Moammar et al. (2010) reviewed all patients diagnosed with inborn errors of metabolism (IEM) from 1983 to 2008 at Saudi Aramco medical facilities in the Eastern province of Saudi Arabia. During the study period, 165530 Saudi infants were born, of whom a total of 248 newborns were diagnosed with 55 IEM. Affected patients were evaluated based on clinical manifestations or family history of similar illness and/or unexplained neonatal deaths.
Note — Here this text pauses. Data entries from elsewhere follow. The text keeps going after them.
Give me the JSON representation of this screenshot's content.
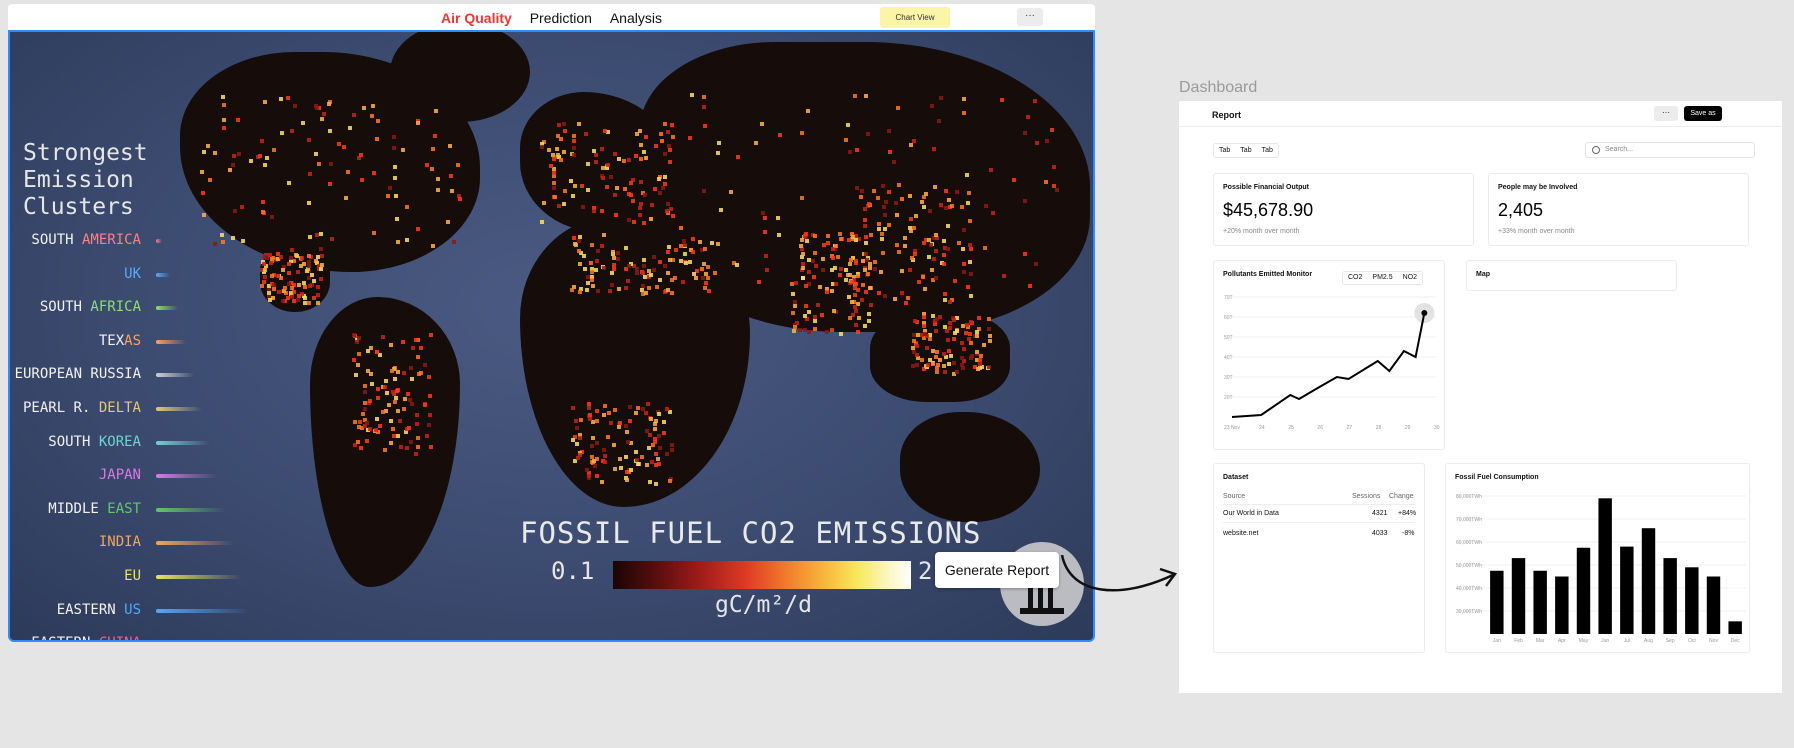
{
  "nav": {
    "items": [
      {
        "label": "Air Quality",
        "active": true
      },
      {
        "label": "Prediction",
        "active": false
      },
      {
        "label": "Analysis",
        "active": false
      }
    ],
    "chart_view_label": "Chart View",
    "more_label": "···"
  },
  "map": {
    "legend_title": "Strongest\nEmission\nClusters",
    "clusters": [
      {
        "pre": "SOUTH ",
        "hl": "AMERICA",
        "color": "#ff8080"
      },
      {
        "pre": "",
        "hl": "UK",
        "color": "#5aa9ff"
      },
      {
        "pre": "SOUTH ",
        "hl": "AFRICA",
        "color": "#8ee06a"
      },
      {
        "pre": "TEX",
        "hl": "AS",
        "color": "#ff9f5a"
      },
      {
        "pre": "EUROPEAN RUSSIA",
        "hl": "",
        "color": "#d0d0d0"
      },
      {
        "pre": "PEARL R. ",
        "hl": "DELTA",
        "color": "#e6c77a"
      },
      {
        "pre": "SOUTH ",
        "hl": "KOREA",
        "color": "#6fd3d3"
      },
      {
        "pre": "",
        "hl": "JAPAN",
        "color": "#d67ae6"
      },
      {
        "pre": "MIDDLE ",
        "hl": "EAST",
        "color": "#5fc96a"
      },
      {
        "pre": "",
        "hl": "INDIA",
        "color": "#f0a85a"
      },
      {
        "pre": "",
        "hl": "EU",
        "color": "#e8e35a"
      },
      {
        "pre": "EASTERN ",
        "hl": "US",
        "color": "#4fa8ff"
      },
      {
        "pre": "EASTERN ",
        "hl": "CHINA",
        "color": "#ff5a8c"
      }
    ],
    "title": "FOSSIL FUEL CO2 EMISSIONS",
    "scale_min": "0.1",
    "scale_max": "2",
    "unit": "gC/m²/d",
    "generate_label": "Generate Report"
  },
  "dashboard": {
    "label": "Dashboard",
    "title": "Report",
    "more_label": "···",
    "save_label": "Save as",
    "tabs": [
      "Tab",
      "Tab",
      "Tab"
    ],
    "search_placeholder": "Search...",
    "kpi": [
      {
        "title": "Possible Financial Output",
        "value": "$45,678.90",
        "sub": "+20% month over month"
      },
      {
        "title": "People may be Involved",
        "value": "2,405",
        "sub": "+33% month over month"
      }
    ],
    "pollutant": {
      "title": "Pollutants Emitted Monitor",
      "tabs": [
        "CO2",
        "PM2.5",
        "NO2"
      ]
    },
    "map_card_title": "Map",
    "dataset": {
      "title": "Dataset",
      "headers": [
        "Source",
        "Sessions",
        "Change"
      ],
      "rows": [
        [
          "Our World in Data",
          "4321",
          "+84%"
        ],
        [
          "website.net",
          "4033",
          "-8%"
        ]
      ]
    },
    "fossil_title": "Fossil Fuel Consumption"
  },
  "chart_data": [
    {
      "type": "line",
      "title": "Pollutants Emitted Monitor",
      "x": [
        "23 Nov",
        "24",
        "25",
        "26",
        "27",
        "28",
        "29",
        "30"
      ],
      "y_ticks": [
        "20T",
        "30T",
        "40T",
        "50T",
        "60T",
        "70T"
      ],
      "ylim": [
        10,
        70
      ],
      "xlim": [
        0,
        7
      ],
      "points": [
        [
          0,
          10
        ],
        [
          1,
          11
        ],
        [
          2,
          21
        ],
        [
          2.3,
          19
        ],
        [
          3,
          25
        ],
        [
          3.6,
          30
        ],
        [
          4,
          29
        ],
        [
          5,
          38
        ],
        [
          5.4,
          33
        ],
        [
          5.9,
          43
        ],
        [
          6.3,
          40
        ],
        [
          6.6,
          62
        ]
      ],
      "highlight_index": 11
    },
    {
      "type": "bar",
      "title": "Fossil Fuel Consumption",
      "categories": [
        "Jan",
        "Feb",
        "Mar",
        "Apr",
        "May",
        "Jun",
        "Jul",
        "Aug",
        "Sep",
        "Oct",
        "Nov",
        "Dec"
      ],
      "values": [
        47500,
        53000,
        47500,
        45000,
        57500,
        79000,
        58000,
        66000,
        53000,
        49000,
        45000,
        25500
      ],
      "y_ticks": [
        "30,000TWh",
        "40,000TWh",
        "50,000TWh",
        "60,000TWh",
        "70,000TWh",
        "80,000TWh"
      ],
      "ylim": [
        20000,
        80000
      ]
    }
  ]
}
Almost all patients were born to consanguineous parents. Fatty acid oxidation disorders were diagnosed in 18/248 patients (7%) who presented with enzymatic deficiency. Among them, four cases from two families were found to have SCAD deficiency. The estimated incidence of this condition was 2 in 100,000 live births. The authors concluded that data obtained from this study underestimate the true figures of various IEM in the region. Therefore, there is an urgent need for centralized newborn screening program that utilizes tandem mass spectrometry, and offers genetic counseling for these families.